И вот он здесь. Но он ли это?

Нет, Фаний, преуспевающий афинский торговец, никак не может оказаться среди коринфских рабов, которые вереницами ходят по городу, разнося в тяжелых кувшинах пресную воду!

У подножия Акрокоринфа еще в незапамятные времена было выстроено несколько обширных водосборников. Огромные колодцы выдолбили там, где проходили водоносные слои, так что эти колодцы пополнялись и снизу, из источников, и сверху, во время дождей. От водосборников отходил главный канал, от него ответвлялись каналы поменьше. Отсюда и брали воду рабы-разносчики, состоящие при особой городской службе водоносов. Это был тяжкий труд, зато рабы, зачисленные в эту службу, пользовались относительной свободой — могли даже в одиночку передвигаться по городу. Их не заковывали: кувшины с водой и так были непомерно тяжелы! — однако каждый носил клеймо на руке. При малейшем подозрении стража у городских ворот могла потребовать у любого показать руку — и схватить того, кто откажется это сделать.

Казалось, что рабам легко было убежать морем, однако охранные службы в портах тоже знали свое дело, дотошно проверяя груз и команды судов, готовых к отплытию. Конечно, раб мог выбраться из гавани вплавь и потом болтаться в открытом море, ожидая корабль, который его подберет, однако никто не знал, удалось храбрецу спастись — или он канул в глубину, так и не дождавшись помощи.

Были в городе и обычные колодцы, которые тоже копали близ водоносных слоев: около них всегда стояли женщины с кувшинами, ожидая своей очереди, — но в храм Афродиты воду издавна приносили именно рабы, и менять эту традицию никто не собирался.

… — Не слушайте тех, кто станет порицать образ жизни, который вы избрали.

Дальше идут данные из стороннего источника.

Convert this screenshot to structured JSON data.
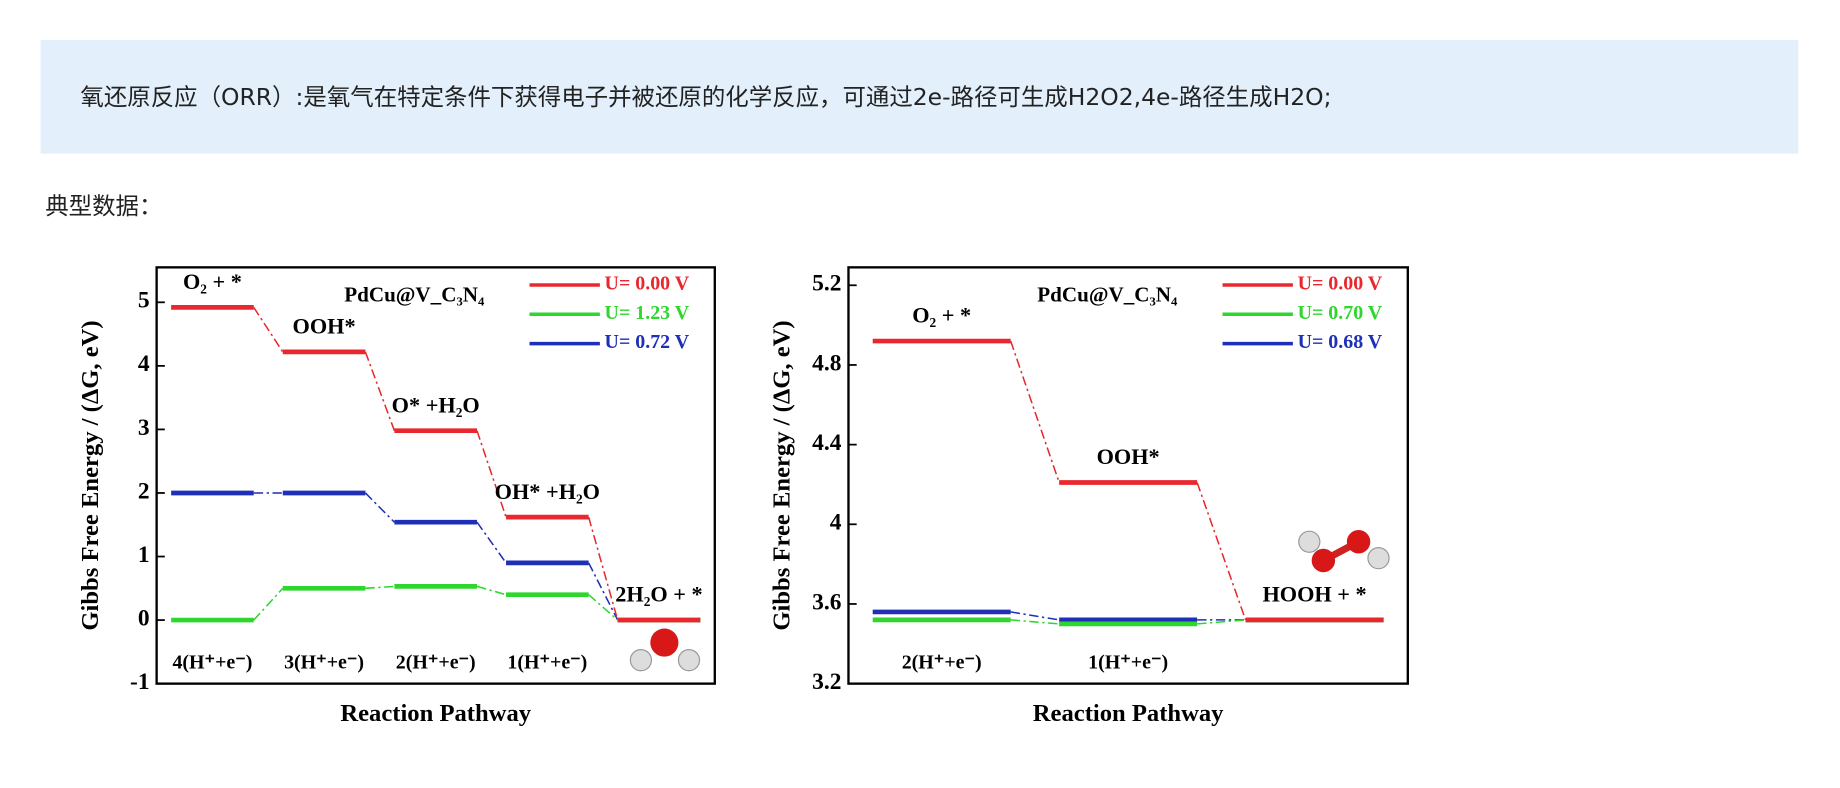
{
  "banner": {
    "text": "氧还原反应（ORR）:是氧气在特定条件下获得电子并被还原的化学反应，可通过2e-路径可生成H2O2,4e-路径生成H2O;"
  },
  "section_label": "典型数据：",
  "chart_data": [
    {
      "type": "energy-diagram",
      "inset_title": "PdCu@V_C₃N₄",
      "y_label": "Gibbs Free Energy / (ΔG, eV)",
      "x_label": "Reaction Pathway",
      "categories": [
        "O₂ + *",
        "OOH*",
        "O* +H₂O",
        "OH* +H₂O",
        "2H₂O + *"
      ],
      "annotations": [
        "4(H⁺+e⁻)",
        "3(H⁺+e⁻)",
        "2(H⁺+e⁻)",
        "1(H⁺+e⁻)"
      ],
      "series": [
        {
          "name": "U= 0.00 V",
          "color": "#e8282e",
          "values": [
            4.92,
            4.22,
            2.98,
            1.62,
            0
          ]
        },
        {
          "name": "U= 1.23 V",
          "color": "#2ed62e",
          "values": [
            0,
            0.5,
            0.53,
            0.4,
            0
          ]
        },
        {
          "name": "U= 0.72 V",
          "color": "#1f2fb8",
          "values": [
            2.0,
            2.0,
            1.54,
            0.9,
            0
          ]
        }
      ],
      "ylim": [
        -1,
        5.55
      ],
      "yticks": [
        -1,
        0,
        1,
        2,
        3,
        4,
        5
      ]
    },
    {
      "type": "energy-diagram",
      "inset_title": "PdCu@V_C₃N₄",
      "y_label": "Gibbs Free Energy / (ΔG, eV)",
      "x_label": "Reaction Pathway",
      "categories": [
        "O₂ + *",
        "OOH*",
        "HOOH + *"
      ],
      "annotations": [
        "2(H⁺+e⁻)",
        "1(H⁺+e⁻)"
      ],
      "series": [
        {
          "name": "U= 0.00 V",
          "color": "#e8282e",
          "values": [
            4.92,
            4.21,
            3.52
          ]
        },
        {
          "name": "U= 0.70 V",
          "color": "#2ed62e",
          "values": [
            3.52,
            3.5,
            3.52
          ]
        },
        {
          "name": "U= 0.68 V",
          "color": "#1f2fb8",
          "values": [
            3.56,
            3.52,
            3.52
          ]
        }
      ],
      "ylim": [
        3.2,
        5.29
      ],
      "yticks": [
        3.2,
        3.6,
        4.0,
        4.4,
        4.8,
        5.2
      ]
    }
  ]
}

В стране лидийцев каждая девушка продает свое тело, чтобы собрать себе приданое, и живет этим ремеслом до тех пор, пока не выйдет замуж. У нас же среди мужчин сложилось убеждение, что с женой следует только продолжать свой род, а получать удовольствие и вести интересные беседы возможно лишь с гетерой. Впрочем, если быть похитрей и проворней, то и жизнь в замужестве окажется не так уж тосклива. Попала же смертная женщина Алкмена в объятия Зевса, после чего появился на свет великий герой Геракл, и вряд ли на это была только лишь одна его верховная воля, без ее нескрываемого вожделения!.. Лаис! Куда ты уставилась?!

— Наша Лаис уже присмотрела себе покровителя. Правда, ей придется долго ждать, прежде чем у него заведется хоть один обол. Наверное, он будет платить ей водой! — едко усмехнулась Маура, которая ничуть не прибавила в теле, хотя аулетрид [32]кормили очень хорошо. Некоторые девушки, например Гелиодора, с которой Лаис очень подружилась, как-то раз обмолвилась, что многие кушанья видит впервые, а столько мяса отродясь не ела. Тогда и Лаис призналась, что почти всю жизнь жила впроголодь, а есть досыта и вкусно стала только в доме Апеллеса.

Девушки уже поведали друг другу свои истории. Гелиодора, жизнь которой была раньше довольно спокойной и которую родители отдали в Коринфскую школу по обету (молились Афродите, чтобы исцелила сына, родившегося немым, и та вняла мольбам, мальчик внезапно заговорил, — ну и отдали дочь в уплату за милость богини), слушала о приключениях Лаис, как слушают певцов, повествующих о странствиях хитромудрого Одиссея.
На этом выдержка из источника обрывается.